El chico echó a andar por el aula, con la chaqueta grande y negra arrugada y colgando como un pingajo triste, arrastrando las piernas delgadas, llenas de magulladuras en las rodillas, con la pesadez de los indigentes, sin apenas levantar los pies, calzados con unas botas fuertes. Ursula lo vio arrastrarse despacio por el aula. ¡Era uno de sus alumnos! Cuando llegó a la mesa del señor Harby, el niño dirigió una mirada con gesto furtivo a los chicos de séptimo, con una especie de sonrisa astuta y un desprecio doloroso. Luego, abatido, pálido, desaliñado, esperó amenazado por la mesa del director, con una pierna flaca doblada y la rodilla y el pie vueltos hacia fuera, las manos en los bolsillos caídos de su chaqueta de hombre.

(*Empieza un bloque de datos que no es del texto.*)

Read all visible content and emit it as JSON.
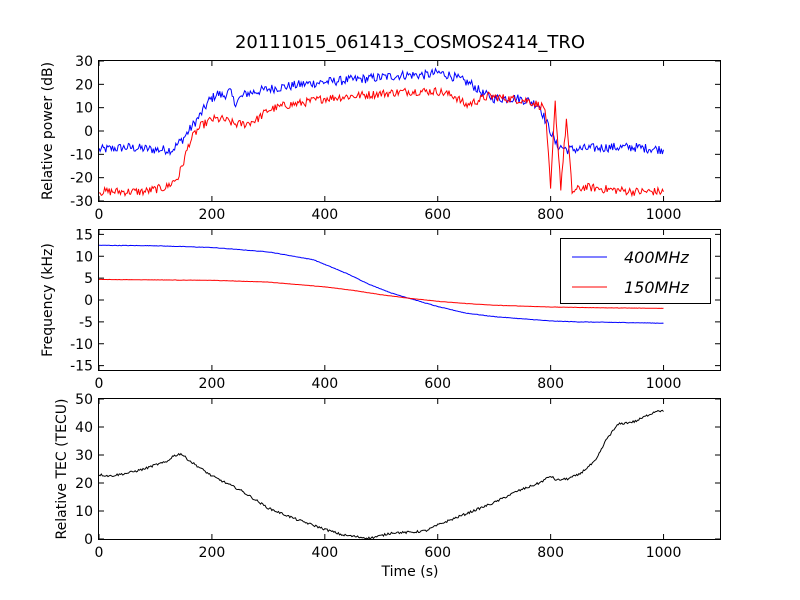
{
  "figure": {
    "title": "20111015_061413_COSMOS2414_TRO",
    "xlabel": "Time (s)"
  },
  "chart_data": [
    {
      "type": "line",
      "ylabel": "Relative power (dB)",
      "xlim": [
        0,
        1100
      ],
      "ylim": [
        -30,
        30
      ],
      "x_ticks": [
        0,
        200,
        400,
        600,
        800,
        1000
      ],
      "y_ticks": [
        -30,
        -20,
        -10,
        0,
        10,
        20,
        30
      ],
      "grid": false,
      "series": [
        {
          "color": "#0000ff",
          "noise": 2.0,
          "points": [
            [
              0,
              -8
            ],
            [
              50,
              -7
            ],
            [
              100,
              -8
            ],
            [
              130,
              -8
            ],
            [
              150,
              -3
            ],
            [
              165,
              2
            ],
            [
              180,
              7
            ],
            [
              195,
              13
            ],
            [
              210,
              16
            ],
            [
              220,
              15
            ],
            [
              232,
              17
            ],
            [
              240,
              12
            ],
            [
              250,
              14
            ],
            [
              260,
              16
            ],
            [
              280,
              17
            ],
            [
              300,
              18
            ],
            [
              330,
              19
            ],
            [
              360,
              20
            ],
            [
              400,
              21
            ],
            [
              450,
              22
            ],
            [
              500,
              23
            ],
            [
              540,
              24
            ],
            [
              580,
              24
            ],
            [
              600,
              25
            ],
            [
              620,
              24
            ],
            [
              640,
              22
            ],
            [
              660,
              20
            ],
            [
              680,
              16
            ],
            [
              700,
              14
            ],
            [
              740,
              14
            ],
            [
              760,
              13
            ],
            [
              780,
              11
            ],
            [
              790,
              5
            ],
            [
              800,
              0
            ],
            [
              810,
              -6
            ],
            [
              830,
              -8
            ],
            [
              900,
              -7
            ],
            [
              950,
              -7
            ],
            [
              1000,
              -8
            ]
          ]
        },
        {
          "color": "#ff0000",
          "noise": 1.8,
          "points": [
            [
              0,
              -26
            ],
            [
              80,
              -26
            ],
            [
              120,
              -24
            ],
            [
              140,
              -20
            ],
            [
              150,
              -13
            ],
            [
              160,
              -5
            ],
            [
              170,
              -1
            ],
            [
              180,
              2
            ],
            [
              200,
              5
            ],
            [
              220,
              5
            ],
            [
              240,
              3
            ],
            [
              260,
              3
            ],
            [
              280,
              5
            ],
            [
              300,
              9
            ],
            [
              330,
              11
            ],
            [
              360,
              12
            ],
            [
              400,
              14
            ],
            [
              450,
              15
            ],
            [
              500,
              16
            ],
            [
              550,
              17
            ],
            [
              600,
              17
            ],
            [
              630,
              15
            ],
            [
              650,
              11
            ],
            [
              670,
              13
            ],
            [
              690,
              15
            ],
            [
              720,
              14
            ],
            [
              760,
              13
            ],
            [
              790,
              10
            ],
            [
              800,
              -25
            ],
            [
              808,
              12
            ],
            [
              818,
              -24
            ],
            [
              828,
              5
            ],
            [
              838,
              -26
            ],
            [
              860,
              -24
            ],
            [
              900,
              -25
            ],
            [
              950,
              -26
            ],
            [
              1000,
              -26
            ]
          ]
        }
      ]
    },
    {
      "type": "line",
      "ylabel": "Frequency (kHz)",
      "xlim": [
        0,
        1100
      ],
      "ylim": [
        -16,
        16
      ],
      "x_ticks": [
        0,
        200,
        400,
        600,
        800,
        1000
      ],
      "y_ticks": [
        -15,
        -10,
        -5,
        0,
        5,
        10,
        15
      ],
      "grid": false,
      "legend": "top-right",
      "series": [
        {
          "name": "400MHz",
          "color": "#0000ff",
          "noise": 0.05,
          "points": [
            [
              0,
              12.5
            ],
            [
              100,
              12.4
            ],
            [
              200,
              12
            ],
            [
              300,
              11
            ],
            [
              380,
              9.2
            ],
            [
              440,
              6
            ],
            [
              480,
              3.5
            ],
            [
              520,
              1.5
            ],
            [
              560,
              0
            ],
            [
              600,
              -1.5
            ],
            [
              650,
              -3
            ],
            [
              700,
              -3.8
            ],
            [
              750,
              -4.3
            ],
            [
              800,
              -4.8
            ],
            [
              850,
              -5
            ],
            [
              900,
              -5.1
            ],
            [
              1000,
              -5.3
            ]
          ]
        },
        {
          "name": "150MHz",
          "color": "#ff0000",
          "noise": 0.03,
          "points": [
            [
              0,
              4.7
            ],
            [
              100,
              4.6
            ],
            [
              200,
              4.5
            ],
            [
              300,
              4.1
            ],
            [
              400,
              3
            ],
            [
              450,
              2.2
            ],
            [
              500,
              1.2
            ],
            [
              550,
              0.4
            ],
            [
              600,
              -0.3
            ],
            [
              650,
              -0.8
            ],
            [
              700,
              -1.2
            ],
            [
              800,
              -1.6
            ],
            [
              900,
              -1.8
            ],
            [
              1000,
              -1.9
            ]
          ]
        }
      ]
    },
    {
      "type": "line",
      "ylabel": "Relative TEC (TECU)",
      "xlim": [
        0,
        1100
      ],
      "ylim": [
        0,
        50
      ],
      "x_ticks": [
        0,
        200,
        400,
        600,
        800,
        1000
      ],
      "y_ticks": [
        0,
        10,
        20,
        30,
        40,
        50
      ],
      "grid": false,
      "series": [
        {
          "color": "#000000",
          "noise": 0.4,
          "points": [
            [
              0,
              23
            ],
            [
              20,
              22.5
            ],
            [
              50,
              23.5
            ],
            [
              80,
              25
            ],
            [
              100,
              26.5
            ],
            [
              120,
              27.5
            ],
            [
              130,
              29.5
            ],
            [
              145,
              30.5
            ],
            [
              160,
              28
            ],
            [
              200,
              22.5
            ],
            [
              250,
              17.5
            ],
            [
              300,
              11
            ],
            [
              350,
              7
            ],
            [
              400,
              3.5
            ],
            [
              430,
              1.5
            ],
            [
              460,
              0.7
            ],
            [
              480,
              0.3
            ],
            [
              500,
              1.2
            ],
            [
              520,
              2.3
            ],
            [
              540,
              2.3
            ],
            [
              560,
              2.5
            ],
            [
              580,
              3
            ],
            [
              600,
              5
            ],
            [
              650,
              9
            ],
            [
              700,
              13
            ],
            [
              740,
              17
            ],
            [
              780,
              20
            ],
            [
              800,
              22.5
            ],
            [
              810,
              21
            ],
            [
              830,
              21.5
            ],
            [
              850,
              23
            ],
            [
              880,
              28
            ],
            [
              900,
              36
            ],
            [
              920,
              41
            ],
            [
              950,
              42
            ],
            [
              970,
              44
            ],
            [
              990,
              46
            ],
            [
              1000,
              45.5
            ]
          ]
        }
      ]
    }
  ]
}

Ursula intentó concentrarse en la clase. El niño le inspiraba cierto terror, a la vez que ardía de compasión por él. Tenía ganas de gritar. Era culpable del castigo que iba a recibir. El señor Harby la observaba mientras escribía en la pizarra. A continuación se volvió a los alumnos.

–Dejad las plumas –dijo.

Los alumnos dejaron las plumas y lo miraron.

–Brazos cruzados.

Retiraron los libros y cruzaron los brazos.

Ursula estaba paralizada, no podía reaccionar.